A Brookfield Brasil Shopping Centers Administradora sofreu uma nova derrota no Judiciário e continuará afastada da gestão do Shopping Pátio Higienópolis, em São Paulo. Na segunda-feira, o Tribunal de Justiça de São Paulo (TJ-SP), por unanimidade, considerou legal a assembleia que destituiu a empresa da administração do empreendimento.

A ação ajuizada por outras empresas do grupo – a Brookfield Brasil Higienópolis e a Brookfield Brasil Shopping Centers – foi julgada pela 2ª Câmara Reservada de Direito Empresarial. No processo, as companhias, que controlam 30% do empreendimento, questionam o fato de não terem votado na assembleia, realizada no dia 12 de dezembro de 2011.

Elas foram impedidas pelos demais acionistas. Sem isso, não conseguiriam tirar o grupo da gestão do shopping. De acordo com uma cláusula do estatuto do empreendimento, alterações na administração só poderiam ser realizadas com aprovação de 80% dos acionistas.

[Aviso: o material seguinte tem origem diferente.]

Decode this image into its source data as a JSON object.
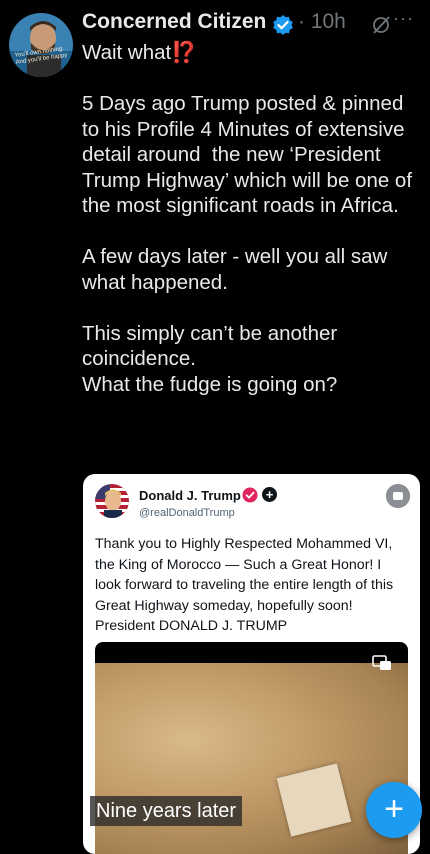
{
  "post": {
    "author": "Concerned Citizen",
    "time": "· 10h",
    "more": "···",
    "avatar_caption": "You'll own nothing. And you'll be happy",
    "text": "Wait what⁉️\n\n5 Days ago Trump posted & pinned to his Profile 4 Minutes of extensive detail around  the new ‘President Trump Highway’ which will be one of the most significant roads in Africa.\n\nA few days later - well you all saw what happened.\n\nThis simply can’t be another coincidence.\nWhat the fudge is going on?"
  },
  "quoted": {
    "name": "Donald J. Trump",
    "handle": "@realDonaldTrump",
    "plus": "+",
    "text": "Thank you to Highly Respected Mohammed VI, the King of Morocco — Such a Great Honor! I look forward to traveling the entire length of this Great Highway someday, hopefully soon! President DONALD J. TRUMP"
  },
  "media": {
    "caption": "Nine years later"
  },
  "fab": {
    "label": "+"
  },
  "colors": {
    "accent": "#1d9bf0",
    "verified": "#1d9bf0",
    "affiliate_badge": "#e0245e"
  },
  "icons": [
    "verified-badge-icon",
    "grok-icon",
    "more-icon",
    "plus-icon",
    "media-expand-icon",
    "compose-icon"
  ]
}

De acordo com o advogado do Shopping Pátio Higienópolis, Ricardo Tepedino, do escritório Tepedino Migliore Berezowski Advogados, os condôminos estavam insatisfeitos, dentre outros pontos, com o preço cobrado pela Brookfield para administrar o empreendimento. A companhia recebia 5% dos resultados mensais do shopping. "Questionamos se essas empresas do grupo podem votar pela manutenção de um contrato oneroso de outra Brookfield", disse Tepedino.

Segundo o advogado, a atual administradora do Pátio Higienópolis, a JHSF Participações, recebe mensalmente 3% dos resultados do empreendimento.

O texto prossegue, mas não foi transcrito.